We recognize our need for a new level of guidance from the Spirit in these times. In much the same way as the first followers of Jesus, who were uncertain how all of the recent events would unfold, we are taking one step at a time without knowing for sure how things will unfold in the future. We, like them, make the path by walking.

In the Hopi tradition, “the God of creation is the breath, and humankind is the mouthpiece.” In our tradition, the Spirit breathes on us, and we become God’s mouthpiece, God’s presence in the world. In the Hopi tradition, “the people are the building material of creation, bringing on their wings the lessons of time.” In our tradition, we are the building material of the new creation, that which is yearning to be in the world, and we carry in our hearts the lessons of time from the disciples, the Gospels, the Spirit and all those in Loretto who have gone before us. In the Hopi tradition, “timelessness, selflessness and oneness are the rhythms of the song the ancestors knew well.” In our tradition, we recognize the selflessness and oneness that Jesus exemplified and extends to us through the gifts of the Spirit.
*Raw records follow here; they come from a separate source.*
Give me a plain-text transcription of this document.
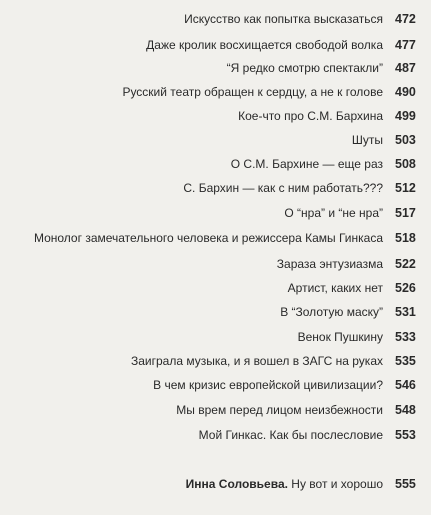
Искусство как попытка высказаться 472
Даже кролик восхищается свободой волка 477
“Я редко смотрю спектакли” 487
Русский театр обращен к сердцу, а не к голове 490
Кое-что про С.М. Бархина 499
Шуты 503
О С.М. Бархине — еще раз 508
С. Бархин — как с ним работать??? 512
О “нра” и “не нра” 517
Монолог замечательного человека и режиссера Камы Гинкаса 518
Зараза энтузиазма 522
Артист, каких нет 526
В “Золотую маску” 531
Венок Пушкину 533
Заиграла музыка, и я вошел в ЗАГС на руках 535
В чем кризис европейской цивилизации? 546
Мы врем перед лицом неизбежности 548
Мой Гинкас. Как бы послесловие 553
Инна Соловьева. Ну вот и хорошо 555
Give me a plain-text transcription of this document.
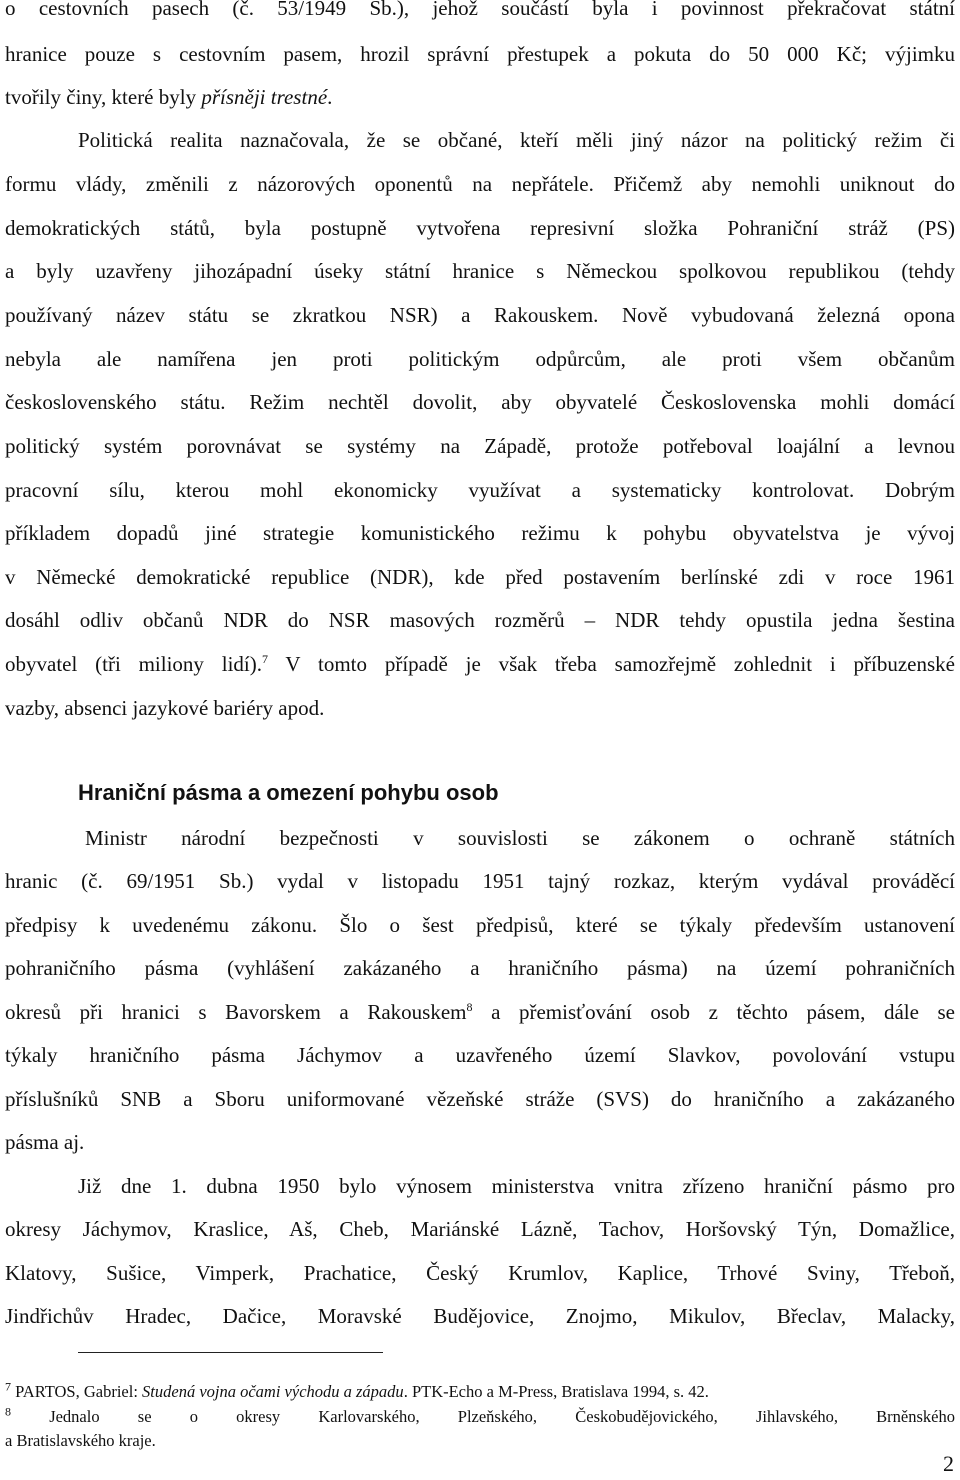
o cestovních pasech (č. 53/1949 Sb.), jehož součástí byla i povinnost překračovat státní
hranice pouze s cestovním pasem, hrozil správní přestupek a pokuta do 50 000 Kč; výjimku
tvořily činy, které byly přísněji trestné.
Politická realita naznačovala, že se občané, kteří měli jiný názor na politický režim či
formu vlády, změnili z názorových oponentů na nepřátele. Přičemž aby nemohli uniknout do
demokratických států, byla postupně vytvořena represivní složka Pohraniční stráž (PS)
a byly uzavřeny jihozápadní úseky státní hranice s Německou spolkovou republikou (tehdy
používaný název státu se zkratkou NSR) a Rakouskem. Nově vybudovaná železná opona
nebyla ale namířena jen proti politickým odpůrcům, ale proti všem občanům
československého státu. Režim nechtěl dovolit, aby obyvatelé Československa mohli domácí
politický systém porovnávat se systémy na Západě, protože potřeboval loajální a levnou
pracovní sílu, kterou mohl ekonomicky využívat a systematicky kontrolovat. Dobrým
příkladem dopadů jiné strategie komunistického režimu k pohybu obyvatelstva je vývoj
v Německé demokratické republice (NDR), kde před postavením berlínské zdi v roce 1961
dosáhl odliv občanů NDR do NSR masových rozměrů – NDR tehdy opustila jedna šestina
obyvatel (tři miliony lidí).$^7$ V tomto případě je však třeba samozřejmě zohlednit i příbuzenské
vazby, absenci jazykové bariéry apod.
Hraniční pásma a omezení pohybu osob
Ministr národní bezpečnosti v souvislosti se zákonem o ochraně státních
hranic (č. 69/1951 Sb.) vydal v listopadu 1951 tajný rozkaz, kterým vydával prováděcí
předpisy k uvedenému zákonu. Šlo o šest předpisů, které se týkaly především ustanovení
pohraničního pásma (vyhlášení zakázaného a hraničního pásma) na území pohraničních
okresů při hranici s Bavorskem a Rakouskem$^8$ a přemisťování osob z těchto pásem, dále se
týkaly hraničního pásma Jáchymov a uzavřeného území Slavkov, povolování vstupu
příslušníků SNB a Sboru uniformované vězeňské stráže (SVS) do hraničního a zakázaného
pásma aj.
Již dne 1. dubna 1950 bylo výnosem ministerstva vnitra zřízeno hraniční pásmo pro
okresy Jáchymov, Kraslice, Aš, Cheb, Mariánské Lázně, Tachov, Horšovský Týn, Domažlice,
Klatovy, Sušice, Vimperk, Prachatice, Český Krumlov, Kaplice, Trhové Sviny, Třeboň,
Jindřichův Hradec, Dačice, Moravské Budějovice, Znojmo, Mikulov, Břeclav, Malacky,
$^7$ PARTOS, Gabriel: Studená vojna očami východu a západu. PTK-Echo a M-Press, Bratislava 1994, s. 42.
$^8$ Jednalo se o okresy Karlovarského, Plzeňského, Českobudějovického, Jihlavského, Brněnského
a Bratislavského kraje.
2
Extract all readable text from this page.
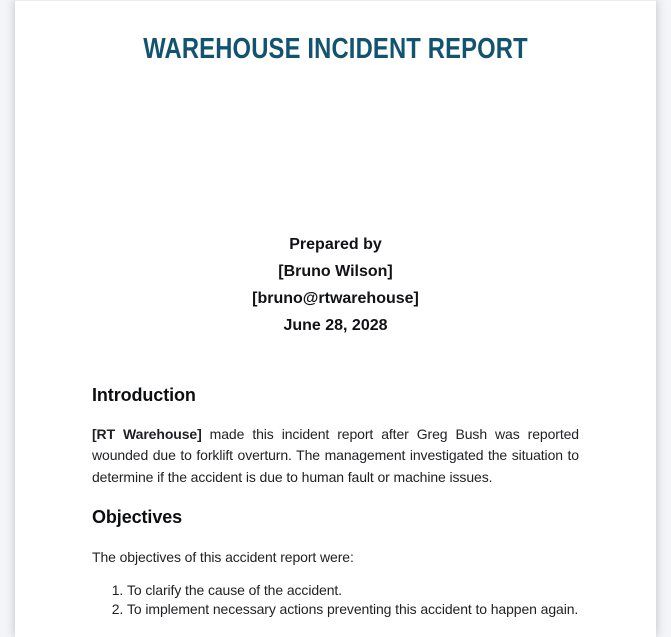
WAREHOUSE INCIDENT REPORT

Prepared by

[Bruno Wilson]

[bruno@rtwarehouse]

June 28, 2028

Introduction

[RT Warehouse] made this incident report after Greg Bush was reported wounded due to forklift overturn. The management investigated the situation to determine if the accident is due to human fault or machine issues.

Objectives

The objectives of this accident report were:

1. To clarify the cause of the accident.
2. To implement necessary actions preventing this accident to happen again.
No one was abandoned when Jesus left earth because we are given ways to continue to be deeply connected and one with God and with Jesus. Last week’s Gospel promised oneness with Jesus and God through love. We know the love of God and Jesus and the presence of the Spirit. And, in love, we share our gifts and the gifts of the Spirit in whatever ways we can – by phone, letters, email, Zoom, text messages, prayers, small daily acts of kindness and sharing our resources.

In spite of the many difficulties that we have faced, we recognize ourselves as blessed and fortunate. We are conscious of a world and a planet in deep need of love, healing and justice. As always, we recognize the strength of community and the promise that all is possible with God and the guidance of the Spirit. Pentecost is a time for us to renew our attention to the Spirit who is here with us and in us.

In Florida I can usually watch large billowing clouds roll across the sky each afternoon. It is a beautiful site, and I love to watch them and sometimes imagine what I might see if I were up there. It reminds me of the Holy Spirit, who I imagine is always hovering over Earth and entering into our lives wherever there is a heart open to receive the presence of the Spirit.


Kathy Wright SL

Kathy, a CPA, joined the Sisters of Loretto in 1986 and continued her service to a variety of non-profits (including Nerinx Hall and Loretto Academy) and Loretto with her financial skills. She has enjoyed serving on many committees, including the Investment Committee, Guatemala Sister Community Committee, Executive Committee, Finance Committee and Forum. Kathy lived and worked in Haiti, where she fell in love with the people there. She now resides in Florida.